A particle of mass `10^(-3)`kg and charge `5muC` is thrown at a speed of `20ms^(-1)` against a uniform electric field of strength `2xx10^(5)NC^(-1)`. The distance travelled by particle before coming to rest is

To solve the problem, we will follow these steps: ### Step 1: Identify the given values - Mass of the particle, \( m = 10^{-3} \, \text{kg} \) - Charge of the particle, \( q = 5 \, \mu\text{C} = 5 \times 10^{-6} \, \text{C} \) - Initial speed of the particle, \( u = 20 \, \text{m/s} \) - Electric field strength, \( E = 2 \times 10^{5} \, \text{N/C} \) ### Step 2: Calculate the force acting on the particle The force \( F \) acting on the charged particle in the electric field is given by: \[ F = E \cdot q \] Substituting the values: \[ F = (2 \times 10^{5} \, \text{N/C}) \cdot (5 \times 10^{-6} \, \text{C}) = 1 \, \text{N} \] ### Step 3: Determine the acceleration of the particle Since the particle is thrown against the electric field, the force will act in the opposite direction to the motion.
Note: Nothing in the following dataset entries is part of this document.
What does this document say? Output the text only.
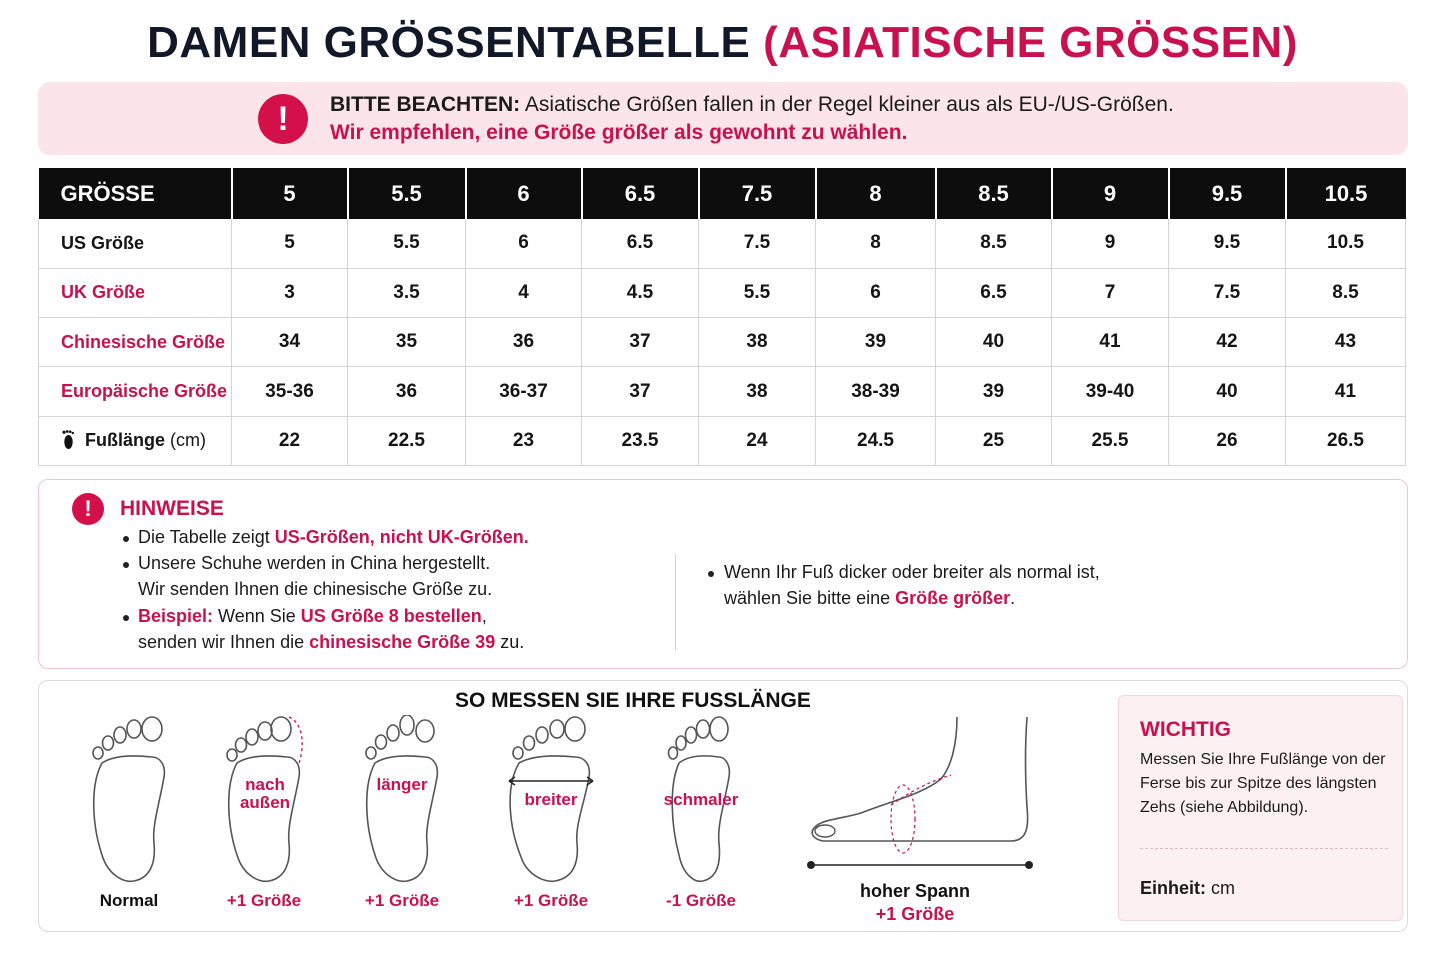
DAMEN GRÖSSENTABELLE (ASIATISCHE GRÖSSEN)
!	BITTE BEACHTEN: Asiatische Größen fallen in der Regel kleiner aus als EU-/US-Größen.
Wir empfehlen, eine Größe größer als gewohnt zu wählen.
GRÖSSE	5	5.5	6	6.5	7.5	8	8.5	9	9.5	10.5
US Größe	5	5.5	6	6.5	7.5	8	8.5	9	9.5	10.5
UK Größe	3	3.5	4	4.5	5.5	6	6.5	7	7.5	8.5
Chinesische Größe	34	35	36	37	38	39	40	41	42	43
Europäische Größe	35-36	36	36-37	37	38	38-39	39	39-40	40	41
Fußlänge (cm)	22	22.5	23	23.5	24	24.5	25	25.5	26	26.5
!	HINWEISE
Die Tabelle zeigt US-Größen, nicht UK-Größen.
Unsere Schuhe werden in China hergestellt.
Wir senden Ihnen die chinesische Größe zu.
Beispiel: Wenn Sie US Größe 8 bestellen,
senden wir Ihnen die chinesische Größe 39 zu.
Wenn Ihr Fuß dicker oder breiter als normal ist,
wählen Sie bitte eine Größe größer.
SO MESSEN SIE IHRE FUSSLÄNGE
Normal
nach
außen
+1 Größe
länger
+1 Größe
breiter
+1 Größe
schmaler
-1 Größe	hoher Spann
+1 Größe
WICHTIG
Messen Sie Ihre Fußlänge von der Ferse bis zur Spitze des längsten Zehs (siehe Abbildung).
Einheit: cm
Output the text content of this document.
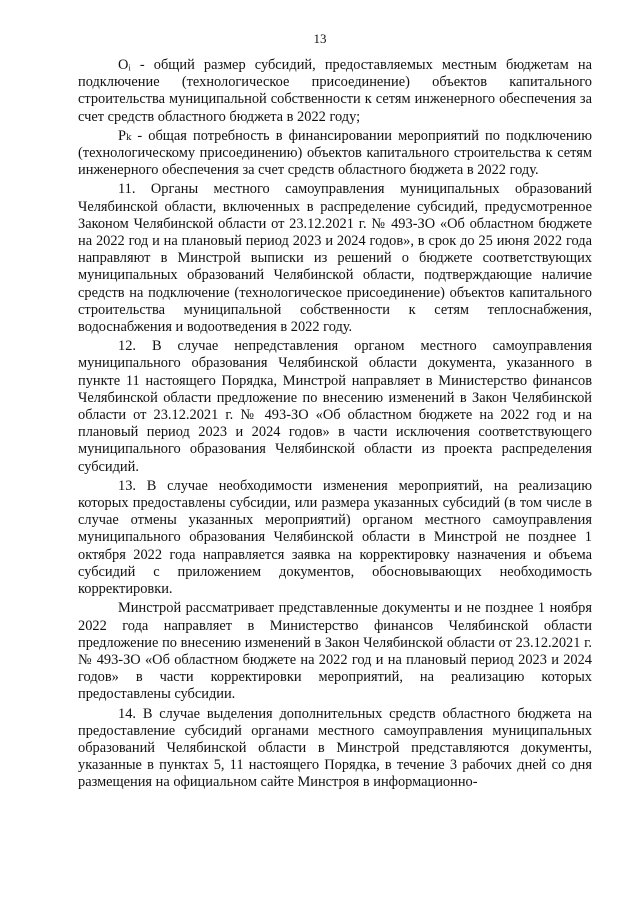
13

Oᵢ - общий размер субсидий, предоставляемых местным бюджетам на подключение (технологическое присоединение) объектов капитального строительства муниципальной собственности к сетям инженерного обеспечения за счет средств областного бюджета в 2022 году;

Pₖ - общая потребность в финансировании мероприятий по подключению (технологическому присоединению) объектов капитального строительства к сетям инженерного обеспечения за счет средств областного бюджета в 2022 году.

11. Органы местного самоуправления муниципальных образований Челябинской области, включенных в распределение субсидий, предусмотренное Законом Челябинской области от 23.12.2021 г. № 493-ЗО «Об областном бюджете на 2022 год и на плановый период 2023 и 2024 годов», в срок до 25 июня 2022 года направляют в Минстрой выписки из решений о бюджете соответствующих муниципальных образований Челябинской области, подтверждающие наличие средств на подключение (технологическое присоединение) объектов капитального строительства муниципальной собственности к сетям теплоснабжения, водоснабжения и водоотведения в 2022 году.

12. В случае непредставления органом местного самоуправления муниципального образования Челябинской области документа, указанного в пункте 11 настоящего Порядка, Минстрой направляет в Министерство финансов Челябинской области предложение по внесению изменений в Закон Челябинской области от 23.12.2021 г. № 493-ЗО «Об областном бюджете на 2022 год и на плановый период 2023 и 2024 годов» в части исключения соответствующего муниципального образования Челябинской области из проекта распределения субсидий.

13. В случае необходимости изменения мероприятий, на реализацию которых предоставлены субсидии, или размера указанных субсидий (в том числе в случае отмены указанных мероприятий) органом местного самоуправления муниципального образования Челябинской области в Минстрой не позднее 1 октября 2022 года направляется заявка на корректировку назначения и объема субсидий с приложением документов, обосновывающих необходимость корректировки.

Минстрой рассматривает представленные документы и не позднее 1 ноября 2022 года направляет в Министерство финансов Челябинской области предложение по внесению изменений в Закон Челябинской области от 23.12.2021 г. № 493-ЗО «Об областном бюджете на 2022 год и на плановый период 2023 и 2024 годов» в части корректировки мероприятий, на реализацию которых предоставлены субсидии.

14. В случае выделения дополнительных средств областного бюджета на предоставление субсидий органами местного самоуправления муниципальных образований Челябинской области в Минстрой представляются документы, указанные в пунктах 5, 11 настоящего Порядка, в течение 3 рабочих дней со дня размещения на официальном сайте Минстроя в информационно-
Therefore, the acceleration \( a \) can be calculated using Newton's second law: \[ F = m \cdot a \implies a = -\frac{F}{m} \] Substituting the values: \[ a = -\frac{1 \, \text{N}}{10^{-3} \, \text{kg}} = -10^{3} \, \text{m/s}^2 \] ### Step 4: Use the kinematic equation to find the distance traveled We can use the kinematic equation: \[ v^2 = u^2 + 2as \] Where: - \( v \) is the final velocity (0 m/s, since the particle comes to rest), - \( u \) is the initial velocity (20 m/s), - \( a \) is the acceleration (-1000 m/s²), - \( s \) is the distance traveled. Rearranging the equation to solve for \( s \): \[ 0 = (20)^2 + 2(-10^{3})s \] \[ 0 = 400 - 2000s \] \[ 2000s = 400 \] \[ s = \frac{400}{2000} = 0.2 \, \text{m} \] ### Final Answer The distance traveled by the particle before coming to rest is \( 0.2 \, \text{m} \). ---